И правильно, что продадут, выбросят, раздарят твои бебехи, даже не спрашивая, хотя разрешение на это в наш летучий век так легко, если нужно, получить. Ведь если приятели начинают считать чей-то, в основном книжный, скарб, который по причине бездомности пока негде было приютить, своим, хотя бы потому, что у них тесно, а они так долго и бескорыстно держали это барахло у себя, то нужно понять, что друг и приятель – это не заведующий складом. Посланные теперь уже ушедшими письма, подаренные ими стихи, фотографии, навсегда сброшенные в подвалы и оставленые на обочинах, все равно кто-нибудь увидит и прочтет. Плесень или микроб поселятся в них, бродячий пес писнет в них лунной желтизной, жизнь продолжится!

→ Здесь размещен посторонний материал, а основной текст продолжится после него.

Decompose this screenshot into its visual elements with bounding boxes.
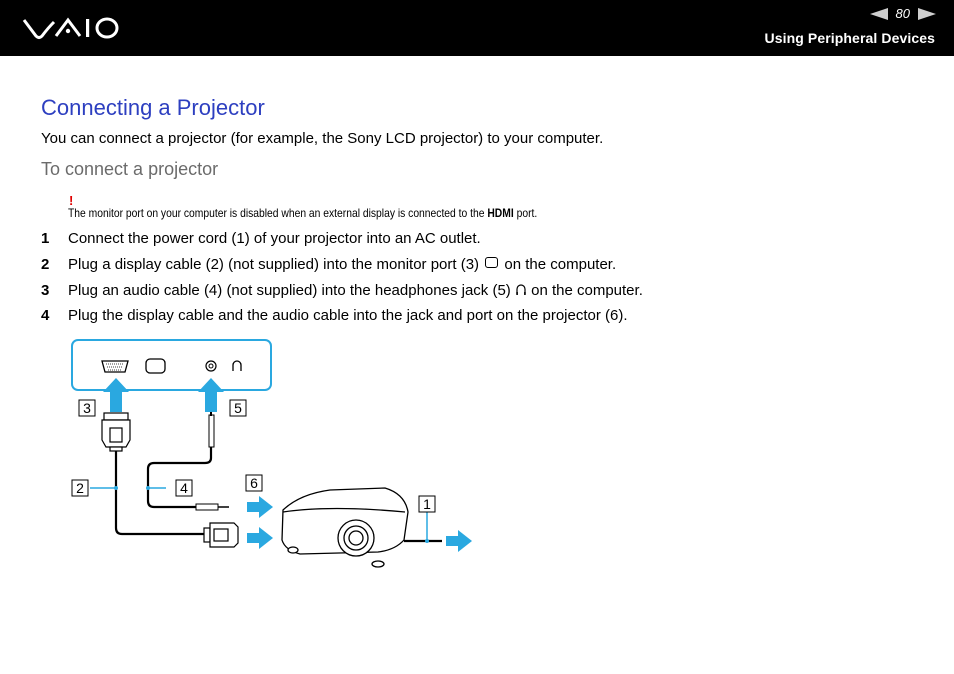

Понятно, что подобный подход выпадает обычно на долю умерших, ведь спрашивать у них ничего не нужно, и очевидно, что в глазах тех, кто, преувеличенный лупой памяти, был для тебя живее всех живых, сам-то ты сдох, переселился в лучший мир, где уже не до книг и не до старинных семейных объектов. Что ж, все мы начинаем умирать с рождения, но ведь понятно это только умозрительно. Ну кому хочется быть похороненным заживо? И вот даже без статуса заморского журналиста или профессора все возишься, норовишь высунуться каким-нибудь локтем или коленкой из-под насыпаемого забвения. Однако, если умершие – это те, кто, обливаясь водой Леты, похерили память, то у перешедших черту, у переживших разрыв наблюдаются, наоборот, взвинченные мнемонические способности. Особенно далекое прошлое, даже чуть ли не внутриутробное, они начинают различать галлюцинистически выпукло и детально, так что, скорее, они не мертвецы в чистом виде, а зомби или оборотни, которые, будучи похоронены друзьями на родине, непредвиденно проживают более или менее полнокровную вторую жизнь на стороне, и тогда страх по отношению к ним / нам вполне понятен.

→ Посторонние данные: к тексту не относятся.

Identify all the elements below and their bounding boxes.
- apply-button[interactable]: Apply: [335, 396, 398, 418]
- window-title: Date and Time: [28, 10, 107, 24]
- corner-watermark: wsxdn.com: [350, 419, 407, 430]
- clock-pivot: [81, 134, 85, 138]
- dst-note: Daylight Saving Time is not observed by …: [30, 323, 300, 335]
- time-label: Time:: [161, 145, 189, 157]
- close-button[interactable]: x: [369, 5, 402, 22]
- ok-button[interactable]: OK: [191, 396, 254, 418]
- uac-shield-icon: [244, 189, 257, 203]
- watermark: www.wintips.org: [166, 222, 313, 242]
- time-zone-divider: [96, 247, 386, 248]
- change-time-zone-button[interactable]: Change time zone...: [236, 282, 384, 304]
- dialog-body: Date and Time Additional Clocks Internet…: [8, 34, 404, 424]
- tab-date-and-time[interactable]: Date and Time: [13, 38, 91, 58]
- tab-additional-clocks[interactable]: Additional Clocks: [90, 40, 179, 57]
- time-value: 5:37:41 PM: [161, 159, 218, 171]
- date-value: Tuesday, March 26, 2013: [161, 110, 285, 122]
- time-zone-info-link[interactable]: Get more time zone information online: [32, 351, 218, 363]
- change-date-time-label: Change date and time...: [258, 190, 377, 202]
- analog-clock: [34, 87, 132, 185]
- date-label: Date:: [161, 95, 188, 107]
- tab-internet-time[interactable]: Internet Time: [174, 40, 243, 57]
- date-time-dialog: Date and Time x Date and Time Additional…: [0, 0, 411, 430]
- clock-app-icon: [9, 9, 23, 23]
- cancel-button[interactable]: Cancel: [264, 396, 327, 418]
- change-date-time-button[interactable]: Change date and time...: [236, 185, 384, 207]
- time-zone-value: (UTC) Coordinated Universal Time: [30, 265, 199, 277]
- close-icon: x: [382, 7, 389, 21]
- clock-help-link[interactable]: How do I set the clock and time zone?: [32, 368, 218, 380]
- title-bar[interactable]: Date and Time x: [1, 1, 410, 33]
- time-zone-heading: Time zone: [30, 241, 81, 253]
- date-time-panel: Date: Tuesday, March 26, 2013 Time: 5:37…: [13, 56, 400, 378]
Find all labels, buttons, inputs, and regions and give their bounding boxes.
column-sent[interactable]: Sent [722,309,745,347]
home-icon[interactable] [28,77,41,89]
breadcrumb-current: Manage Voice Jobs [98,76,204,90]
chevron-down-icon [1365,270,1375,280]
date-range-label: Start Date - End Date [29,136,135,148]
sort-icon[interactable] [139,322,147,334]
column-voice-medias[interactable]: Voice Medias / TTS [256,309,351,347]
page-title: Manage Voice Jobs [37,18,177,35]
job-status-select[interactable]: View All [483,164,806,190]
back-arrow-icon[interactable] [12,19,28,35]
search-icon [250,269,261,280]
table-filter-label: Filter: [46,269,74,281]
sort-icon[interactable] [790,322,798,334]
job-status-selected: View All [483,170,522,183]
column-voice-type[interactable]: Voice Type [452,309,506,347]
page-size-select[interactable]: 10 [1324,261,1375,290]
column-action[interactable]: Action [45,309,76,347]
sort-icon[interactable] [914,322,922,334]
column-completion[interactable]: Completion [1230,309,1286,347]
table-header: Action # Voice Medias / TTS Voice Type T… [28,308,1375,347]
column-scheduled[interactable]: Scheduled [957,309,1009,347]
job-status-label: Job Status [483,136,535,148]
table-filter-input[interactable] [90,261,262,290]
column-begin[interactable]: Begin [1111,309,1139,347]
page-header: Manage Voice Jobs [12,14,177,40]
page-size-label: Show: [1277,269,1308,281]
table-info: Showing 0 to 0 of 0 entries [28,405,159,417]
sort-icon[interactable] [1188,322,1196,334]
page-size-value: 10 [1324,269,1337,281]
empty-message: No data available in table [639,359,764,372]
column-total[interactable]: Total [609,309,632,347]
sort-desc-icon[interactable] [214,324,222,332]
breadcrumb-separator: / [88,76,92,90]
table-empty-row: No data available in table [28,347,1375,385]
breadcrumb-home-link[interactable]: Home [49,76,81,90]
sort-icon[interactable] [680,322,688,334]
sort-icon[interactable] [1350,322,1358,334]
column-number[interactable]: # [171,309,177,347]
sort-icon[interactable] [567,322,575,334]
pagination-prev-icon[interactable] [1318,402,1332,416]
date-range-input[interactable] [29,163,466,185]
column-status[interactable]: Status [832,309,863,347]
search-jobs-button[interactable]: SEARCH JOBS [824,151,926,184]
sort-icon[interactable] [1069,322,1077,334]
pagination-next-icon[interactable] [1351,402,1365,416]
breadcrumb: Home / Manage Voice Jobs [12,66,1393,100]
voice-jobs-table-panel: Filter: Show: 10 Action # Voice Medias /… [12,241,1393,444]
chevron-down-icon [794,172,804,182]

И все же среди миллионов покидающих свою землю не все оказываются злонамеренными нетопырями. Большинство из них никогда не мечтало предать самих себя, хотя кто-то, чтобы развязать себе язык и руки, не желая оставлять отпечатков, выжигал прошлое, как морщины на фалангах пальцев. Эти обычно не оглядывались назад. Кто-то, утомившись ерзать между двух стульев, проваливался в никуда. Кто-то довольствовался официальной бинарностью. И лишь немногие отрезали куски от самих себя, чтобы накормить пролетающих мимо хищных птиц в надежде, что те вынесут их из ямы. Тянули из собственного прошлого нити, превращая его вместо скинии в каменоломню, строили непредсказуемые, точные и эфемерные конструкции настоящего, бредовые, как проекты Пиранези, манящие, словно переливающийся брусничный костюм авантюриста Чичикова.

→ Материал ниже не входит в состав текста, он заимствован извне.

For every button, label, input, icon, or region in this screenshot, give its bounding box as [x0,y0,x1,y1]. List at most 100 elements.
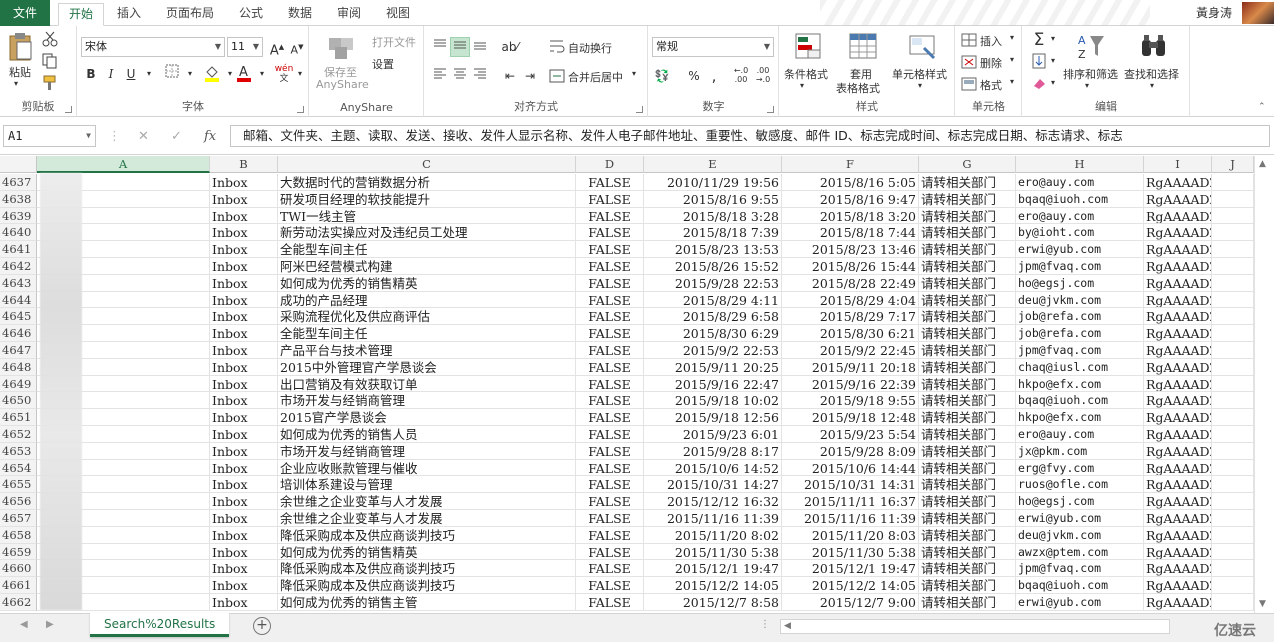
table-cell-f[interactable]: 2015/9/11 20:18 [782,358,919,376]
table-cell-g[interactable]: 请转相关部门 [919,375,1016,393]
table-cell-e[interactable]: 2015/9/23 6:01 [644,426,782,443]
table-cell-i[interactable]: RgAAAADZ937aQx [1144,594,1212,611]
table-cell-d[interactable]: FALSE [576,442,644,460]
decrease-decimal-icon[interactable]: .00 →.0 [753,66,773,86]
paste-dropdown-icon[interactable]: ▾ [14,79,18,88]
table-cell-d[interactable]: FALSE [576,358,644,376]
table-cell-g[interactable]: 请转相关部门 [919,342,1016,359]
table-cell-i[interactable]: RgAAAADZ937aQx [1144,274,1212,292]
table-cell-b[interactable]: Inbox [210,526,278,544]
table-cell-h[interactable]: job@refa.com [1016,308,1144,326]
table-cell-b[interactable]: Inbox [210,392,278,410]
table-cell-g[interactable]: 请转相关部门 [919,493,1016,510]
table-cell-g[interactable]: 请转相关部门 [919,224,1016,242]
table-cell-g[interactable]: 请转相关部门 [919,442,1016,460]
table-cell-j[interactable] [1212,190,1254,208]
table-cell-c[interactable]: 2015中外管理官产学恳谈会 [278,358,576,376]
table-cell-i[interactable]: RgAAAADZ937aQx [1144,560,1212,578]
row-header[interactable]: 4641 [0,241,37,258]
chevron-down-icon[interactable]: ▾ [290,64,310,84]
table-cell-h[interactable]: ero@auy.com [1016,174,1144,191]
insert-cells-icon[interactable] [961,33,977,50]
column-header-b[interactable]: B [210,156,278,173]
table-cell-i[interactable]: RgAAAADZ937aQx [1144,543,1212,561]
table-cell-b[interactable]: Inbox [210,476,278,494]
table-cell-d[interactable]: FALSE [576,493,644,510]
table-cell-j[interactable] [1212,325,1254,342]
table-cell-c[interactable]: 企业应收账款管理与催收 [278,459,576,477]
paste-icon[interactable] [8,32,34,62]
table-cell-h[interactable]: bqaq@iuoh.com [1016,190,1144,208]
find-select-icon[interactable] [1139,32,1169,65]
increase-decimal-icon[interactable]: ←.0.00 [731,66,751,86]
table-cell-i[interactable]: RgAAAADZ937aQx [1144,190,1212,208]
tab-home[interactable]: 开始 [58,3,105,26]
open-file-button[interactable]: 打开文件 [372,34,416,50]
prev-sheet-icon[interactable]: ◀ [20,619,28,630]
table-cell-i[interactable]: RgAAAADZ937aQx [1144,493,1212,510]
table-cell-e[interactable]: 2015/9/16 22:47 [644,375,782,393]
table-cell-b[interactable]: Inbox [210,560,278,578]
table-cell-f[interactable]: 2015/11/30 5:38 [782,543,919,561]
table-cell-i[interactable]: RgAAAADZ937aQx [1144,426,1212,443]
table-cell-i[interactable]: RgAAAADZ937aQx [1144,174,1212,191]
table-cell-h[interactable]: job@refa.com [1016,325,1144,342]
table-cell-f[interactable]: 2015/12/7 9:00 [782,594,919,611]
chevron-down-icon[interactable]: ▾ [1051,78,1055,87]
table-cell-f[interactable]: 2015/11/20 8:03 [782,526,919,544]
orientation-icon[interactable]: ab⁄ [500,37,520,57]
table-cell-e[interactable]: 2015/10/31 14:27 [644,476,782,494]
table-cell-j[interactable] [1212,291,1254,309]
tab-view[interactable]: 视图 [376,3,420,26]
column-header-f[interactable]: F [782,156,919,173]
table-cell-d[interactable]: FALSE [576,274,644,292]
table-cell-g[interactable]: 请转相关部门 [919,241,1016,258]
horizontal-scrollbar[interactable]: ◀ [780,619,1170,634]
clear-icon[interactable] [1032,76,1046,93]
format-cells-icon[interactable] [961,77,977,94]
scroll-down-icon[interactable]: ▼ [1259,599,1266,609]
table-cell-g[interactable]: 请转相关部门 [919,258,1016,275]
table-cell-e[interactable]: 2015/9/18 12:56 [644,409,782,426]
table-cell-b[interactable]: Inbox [210,543,278,561]
table-cell-e[interactable]: 2015/12/7 8:58 [644,594,782,611]
format-cells-button[interactable]: 格式 [980,77,1002,93]
copy-icon[interactable] [42,53,58,72]
table-cell-b[interactable]: Inbox [210,375,278,393]
table-cell-j[interactable] [1212,174,1254,191]
table-cell-b[interactable]: Inbox [210,308,278,326]
tab-review[interactable]: 审阅 [327,3,371,26]
borders-icon[interactable] [162,64,182,84]
table-cell-h[interactable]: ruos@ofle.com [1016,476,1144,494]
sheet-tab-search-results[interactable]: Search%20Results [90,613,230,637]
table-cell-g[interactable]: 请转相关部门 [919,274,1016,292]
table-cell-b[interactable]: Inbox [210,493,278,510]
table-cell-j[interactable] [1212,258,1254,275]
anyshare-settings-button[interactable]: 设置 [372,56,394,72]
column-header-j[interactable]: J [1212,156,1254,173]
table-cell-j[interactable] [1212,342,1254,359]
save-to-anyshare-icon[interactable] [326,32,356,65]
table-cell-d[interactable]: FALSE [576,174,644,191]
table-cell-e[interactable]: 2015/10/6 14:52 [644,459,782,477]
table-cell-i[interactable]: RgAAAADZ937aQx [1144,375,1212,393]
number-launcher-icon[interactable] [767,106,774,113]
table-cell-e[interactable]: 2015/8/29 4:11 [644,291,782,309]
table-cell-g[interactable]: 请转相关部门 [919,174,1016,191]
chevron-down-icon[interactable]: ▾ [1150,81,1154,90]
table-cell-i[interactable]: RgAAAADZ937aQx [1144,459,1212,477]
table-cell-j[interactable] [1212,392,1254,410]
wrap-text-button[interactable]: 自动换行 [568,40,612,56]
table-cell-c[interactable]: TWI一线主管 [278,207,576,225]
scroll-up-icon[interactable]: ▲ [1259,159,1266,169]
table-cell-e[interactable]: 2015/11/16 11:39 [644,510,782,527]
table-cell-d[interactable]: FALSE [576,325,644,342]
merge-center-button[interactable]: 合并后居中 [568,69,623,85]
font-name-select[interactable]: 宋体 ▼ [81,37,225,57]
enter-icon[interactable]: ✓ [171,129,182,144]
align-bottom-icon[interactable] [470,37,490,57]
table-cell-e[interactable]: 2015/8/30 6:29 [644,325,782,342]
table-cell-c[interactable]: 出口营销及有效获取订单 [278,375,576,393]
table-cell-c[interactable]: 研发项目经理的软技能提升 [278,190,576,208]
table-cell-h[interactable]: jpm@fvaq.com [1016,342,1144,359]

Кажется, все началось, когда мне было пять лет. Это тогда в молозивной пелене полуполярного лета, пока все остальные пятьдесят сопляков, вроде меня, спали в железных кроватках, яркая красная звезда находила меня и пульсирующим шаром выбрасывала вдаль свои сообщения (вариант: сверху звезда видела все сразу. Она являлась для всех детей, но, благодаря бессоннице, вечно воспаленному, неугомонному сознанию, только я могла входить с ней в общение). «Это диктат времени, – посылала волны звезда, – двигаться, меняться, спотыкаться, спотыка, спотык, прием, прием, – говорит звезда, – начинать сначала. А кто чистоплюй, тот, – прием прием…» Тут неожиданно включался рассвет или соседняя девочка, проснувшись, просила пластмассовой формочкой в виде рыбки почесать ей попу: глисты, острицы нашего детства; песок Балтийского моря выпадал из формочки на простыню, освещаемую мутноватым белком сходящей на нет белой ночи.